I am starting a research project about online conversations in social media and I will like to use knime to extract and process information from a social media platform. I am familiar with the text-processig part in Knime, but now I will like scraping the data I need by using the nodes from Palladian.
I am trying to parse a Facebook page and extract two colums. The first one related original posts of the facebook page or other user/friends and second one with the company or user/friend text replies to the original comment. I have checked the manual online manual/white paper in which it is explain how to use the xpath node of palladian (http://www.knime.org/files/knime_web_knowledge_extraction.pdf ) , but I don know which xpath querries, names or prefixs I could use to parse the facebook page and obtain the content that I want.
Please it would be great if somebody could help me with some advice about how to write an xpath querry... a simmilar example of with a twitter page would also help me.

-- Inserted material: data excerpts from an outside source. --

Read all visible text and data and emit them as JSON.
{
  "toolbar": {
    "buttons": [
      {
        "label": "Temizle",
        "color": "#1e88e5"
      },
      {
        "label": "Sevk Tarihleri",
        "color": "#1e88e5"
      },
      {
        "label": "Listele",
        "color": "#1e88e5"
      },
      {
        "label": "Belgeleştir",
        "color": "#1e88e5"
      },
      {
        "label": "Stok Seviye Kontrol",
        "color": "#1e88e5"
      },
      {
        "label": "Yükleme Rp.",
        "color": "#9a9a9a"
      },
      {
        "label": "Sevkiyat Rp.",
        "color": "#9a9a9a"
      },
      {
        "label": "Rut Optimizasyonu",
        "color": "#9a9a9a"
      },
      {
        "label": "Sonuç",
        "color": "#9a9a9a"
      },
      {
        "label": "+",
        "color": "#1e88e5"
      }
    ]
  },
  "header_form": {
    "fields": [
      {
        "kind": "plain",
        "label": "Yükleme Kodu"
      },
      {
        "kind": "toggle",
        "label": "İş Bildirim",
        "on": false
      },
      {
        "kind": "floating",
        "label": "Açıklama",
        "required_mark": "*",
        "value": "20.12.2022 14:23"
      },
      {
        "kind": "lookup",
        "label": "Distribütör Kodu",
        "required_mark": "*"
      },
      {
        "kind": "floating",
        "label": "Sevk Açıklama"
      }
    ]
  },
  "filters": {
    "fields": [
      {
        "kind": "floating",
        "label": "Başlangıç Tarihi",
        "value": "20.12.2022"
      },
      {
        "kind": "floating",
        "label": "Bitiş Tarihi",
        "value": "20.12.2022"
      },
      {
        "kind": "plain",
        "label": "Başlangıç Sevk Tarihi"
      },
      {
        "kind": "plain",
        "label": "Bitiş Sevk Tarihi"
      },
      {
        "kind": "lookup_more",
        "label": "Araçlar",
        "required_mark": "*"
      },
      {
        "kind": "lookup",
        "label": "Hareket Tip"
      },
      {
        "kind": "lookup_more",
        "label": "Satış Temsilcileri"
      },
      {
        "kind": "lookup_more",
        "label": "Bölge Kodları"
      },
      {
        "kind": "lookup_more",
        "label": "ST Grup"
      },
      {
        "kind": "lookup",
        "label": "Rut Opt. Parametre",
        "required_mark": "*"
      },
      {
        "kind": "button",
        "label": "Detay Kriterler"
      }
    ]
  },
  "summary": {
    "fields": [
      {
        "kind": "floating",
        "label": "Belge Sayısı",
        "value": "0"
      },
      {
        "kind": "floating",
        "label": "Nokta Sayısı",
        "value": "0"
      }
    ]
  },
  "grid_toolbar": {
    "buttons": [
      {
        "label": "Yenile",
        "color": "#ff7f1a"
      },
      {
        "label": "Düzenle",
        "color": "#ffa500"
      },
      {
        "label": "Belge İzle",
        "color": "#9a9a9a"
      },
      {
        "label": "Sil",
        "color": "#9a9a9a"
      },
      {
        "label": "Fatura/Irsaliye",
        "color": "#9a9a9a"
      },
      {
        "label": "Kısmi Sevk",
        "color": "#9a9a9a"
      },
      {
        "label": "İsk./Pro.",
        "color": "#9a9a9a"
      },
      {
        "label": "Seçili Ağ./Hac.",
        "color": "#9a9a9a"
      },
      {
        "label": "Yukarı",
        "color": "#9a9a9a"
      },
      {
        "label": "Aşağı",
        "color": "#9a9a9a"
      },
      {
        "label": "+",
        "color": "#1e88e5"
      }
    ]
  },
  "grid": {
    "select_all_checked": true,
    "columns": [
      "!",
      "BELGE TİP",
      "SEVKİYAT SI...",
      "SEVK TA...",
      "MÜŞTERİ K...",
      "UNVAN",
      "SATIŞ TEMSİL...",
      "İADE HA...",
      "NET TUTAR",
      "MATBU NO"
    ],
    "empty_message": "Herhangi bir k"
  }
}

The general approach for using XPath is to open the page in question in your Web browser and use some DOM inspection tools (WebKit based browsers, such as Chrome or Safari have that already included) to find out the XPath which you can then insert into the XPath node.

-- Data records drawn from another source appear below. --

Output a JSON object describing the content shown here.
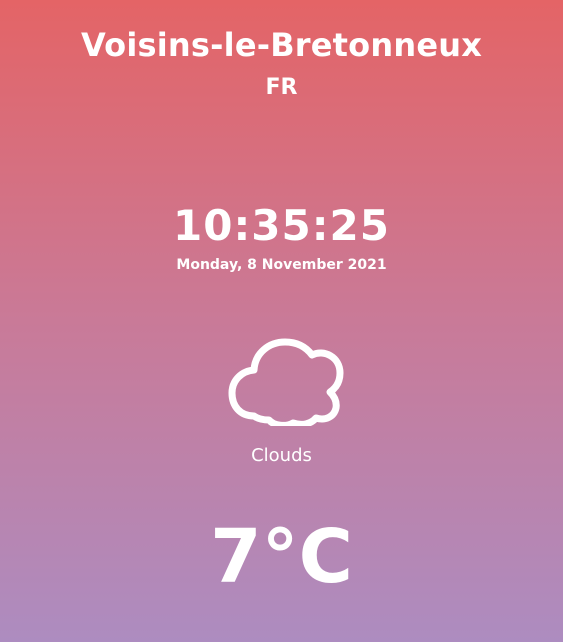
{
  "location": {
    "city": "Voisins-le-Bretonneux",
    "country": "FR"
  },
  "clock": {
    "time": "10:35:25",
    "date": "Monday, 8 November 2021"
  },
  "weather": {
    "icon": "cloud-icon",
    "condition": "Clouds",
    "temperature": "7°C"
  },
  "colors": {
    "gradient_top": "#e46466",
    "gradient_middle": "#c97a98",
    "gradient_bottom": "#ad8cc0",
    "text": "#ffffff"
  }
}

Depending on your actual use case, maybe using the WebSearcher node might simplify things. It's able to search on Twitter and Facebook (and many more).
Hi Philip. thanks a lot I will try what yo suggest!,
The Web Searches, don't display the option for search engine from Facebook.
Is it possible just Social Mention (option)?
Thank you Marcus
apologies, I overlooked your post. Facebook unfortunately removed their search through their Graph API, thats why it's no longer available in the WebSearcher node. Social Mention would be an alternative, though I haven't used it for a while and I cannot tell you how "complete" the results are.
Another more recent option would be building a workflow using our new Selenium nodes and performing a search via simulated browser and extract the desired results.
Hope that helps,
Thank very much you Philipp, I will try.